This blogs visitor volume slid for a few weeks, a couple of months ago. So did the spam comment volume. It was actually easier to see the slide in the Akismet 15-day spam queue, than anything else. Spam went down 10% over a period of less than two weeks, and was strongly correlated with visitor volume. This wasn’t immediately obvious. The largely professional readership of this blog has a strong Work Week (Mon-Fri) peak. In contrast, automated blog spamming is largely a 24×7 activity. Reader volume changes were only visible after several days, because there’s normally quite a variable level of interest – normal random changes of interest.
Blog spam is interesting for several other reasons, of course – not least being that there is a widely used technique to de-rate comments – the NOFOLLOW attribute for links. As with a bunch of other bloggers, I tend to prefer using spam rejection tools rather than nofollow. IMO, it’s better for users to see real comments than to (ineffectively) defuse spamming efforts with NOFOLLOW. CAPTCHA is moderately effective, but still places a burden on real users – and also still allows outsourcing spam generation to low cost economies.
As should be quite obvious (try to submit a comment) we don’t use CAPTCHA, so we get human and machine submitted spam. A lot of machine submitted spam. I normally only see it when I read the spam queue. Yes. I do that. OK, I’m wierd. I like to know what the buzz is. If big companies are sponsoring spam, knowingly or unwittingly. I discover all sorts of stuff – some of it seriously unpleasant.
I wondered whether there was a way to use machine submitted spam to measure blog rank. I couldn’t find anyone writing about measuring spam to individual blogs and the implications for the blog. The articles probably don’t have enough search rank to appear… I did find a recent article about spam and blogs and particularly about the value of closing comments to old articles. I’m not entirely convinced by the article – although there’s clearly a lot of research gone into it. I think there’s a key point of disagreement – Lorelle VanFossen asserts that blogs are found by robot crawlers, not by people using search engines. She says that blog spam doesn’t start until there is an inbound link. However, AFAICS, it’s the inbound link that causes search engines to rank blogs and allow the results to appear. It seems to me that the evidence for the link being involved is high, but I infer that the link gives pagerank… Something else I need to add to the research queue, I suppose.
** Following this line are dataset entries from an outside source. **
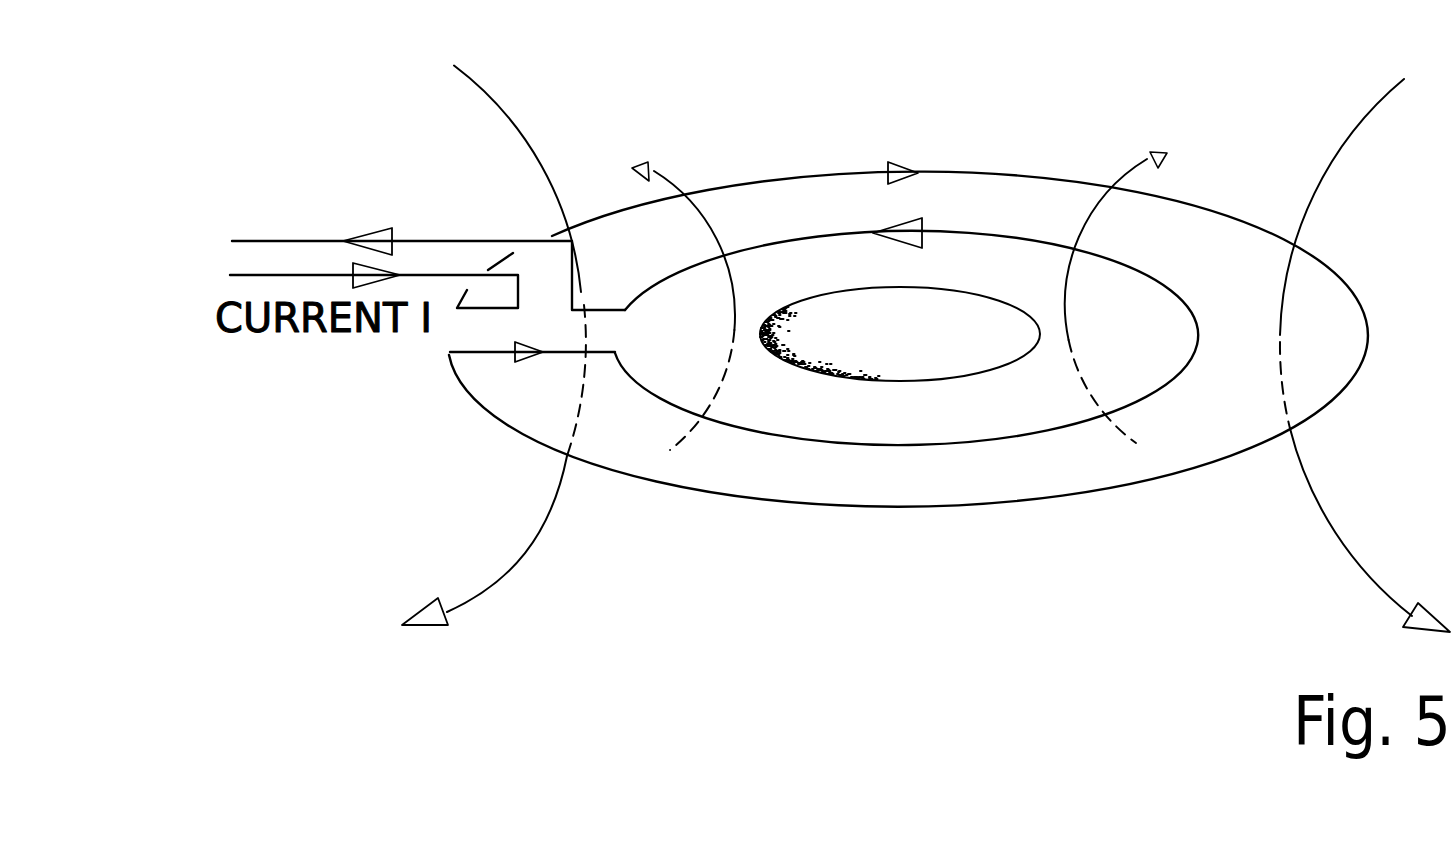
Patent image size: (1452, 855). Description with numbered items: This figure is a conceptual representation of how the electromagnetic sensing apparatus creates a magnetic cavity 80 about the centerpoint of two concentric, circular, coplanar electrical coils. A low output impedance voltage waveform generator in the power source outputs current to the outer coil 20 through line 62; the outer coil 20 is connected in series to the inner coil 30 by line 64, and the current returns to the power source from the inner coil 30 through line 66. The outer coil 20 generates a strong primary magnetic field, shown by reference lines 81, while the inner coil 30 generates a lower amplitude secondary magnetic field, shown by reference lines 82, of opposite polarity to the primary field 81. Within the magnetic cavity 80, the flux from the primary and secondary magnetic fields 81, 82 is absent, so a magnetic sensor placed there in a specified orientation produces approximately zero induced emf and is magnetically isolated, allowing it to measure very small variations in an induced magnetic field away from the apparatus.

The outer coil 20 is at (820, 175).
The inner coil 30 is at (817, 443).
The line 62 is at (258, 275).
The line 64 is at (450, 352).
The line 66 is at (260, 240).
The magnetic cavity 80 is at (935, 315).
The primary magnetic field 81 is at (500, 105).
The secondary magnetic field 82 is at (654, 171).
Here’s an extract from an email that we’ve recently received, offering me low-cost-economy “link building”. Note the emphasis on relevance. IOW, this is built using search engine results, not webcrawling. This is typical of the unsolicited proposals that we get. These approaches clearly work or they wouldn’t be using this kind of text. They aren’t offering traffic directly, but rank, and they are clearly using search engine results to identify the targets.

My concern isn’t so much how spam starts, as the changes in volume. And that, I think, casts an incidental light on origins. If spam is a consequence of rich inbound links, then spam volume will tend to increase as a blog gains links. A model based on inbound links as the source would not tend to show decreases in volume. Yet… that can happen. Blog spam can decrease as well as increase – just like your other investments.
Why does spam volume change?
The point of spam is usually to improve the page rank of the targeted content, and partially so that readers will click on the links (direct traffic generation rather than indirect through rank increases). Spammers look for high page rank blogs that accept comments, especially when the area of interest is close to the spammy link to be planted.
Monitoring search engine queries that lead to this blog is often informative. Several times per day, I’ll see a search query like “internet marketing blog comments”, “shoe blog comment”, or “adwords blog add comment”. These guys are not looking for a substantive blog in order to join the community – they are looking for a blog that has reasonable page rank and offers the possibility that their spam will be shown. Because I’ve used shoes in examples of advertising in various articles over the years, this blog used to be quite highly ranked amongst shoe blogs. Amusing.
You can see this effect on other blogs that offer no moderation or no-despamming of submissions. Here’s a screen shot of part of a page on a fairly new blog that currently has low rank, and no significant protection:

So why does that blog page get no comments for weeks, and then suddenly have hundreds of spam comments? Why can some blogs survive for years with a handful of spammy comments and no identifiable protection, while other blogs get thousands of spam comments submitted, even though there are none or few visible on the blog?
Spam is non-linearly proportional to rank.
Once the observation has been made, I think there’s a pretty obvious interpretation:
The higher the page rank of a blog, the more that it will be spammed.
There is other evidence. An odd quirk of cut and paste in Google’s results used to lead to an embedded space in the search query. We’ve seen this signature every so often, in our web server logfile analysis. In addition to the obvious spammers looking for a blog to dribble on, there’s an even smarter crew doing product specific searches and then cutting and pasting to get to the site.
From observations of this blog and those of client accounts, the particular spam rejection technique seems irrelevant. Whether a “silent killer” like Akismet is used, or one of the CAPTCHA implementations, or the religious use of NOFOLLOW, spammers will try to submit spam. This implies that it is cheaper to submit spam to a lot of blogs, some of which are protected against it, than to develop the software that verifies whether the spam is accepted and published.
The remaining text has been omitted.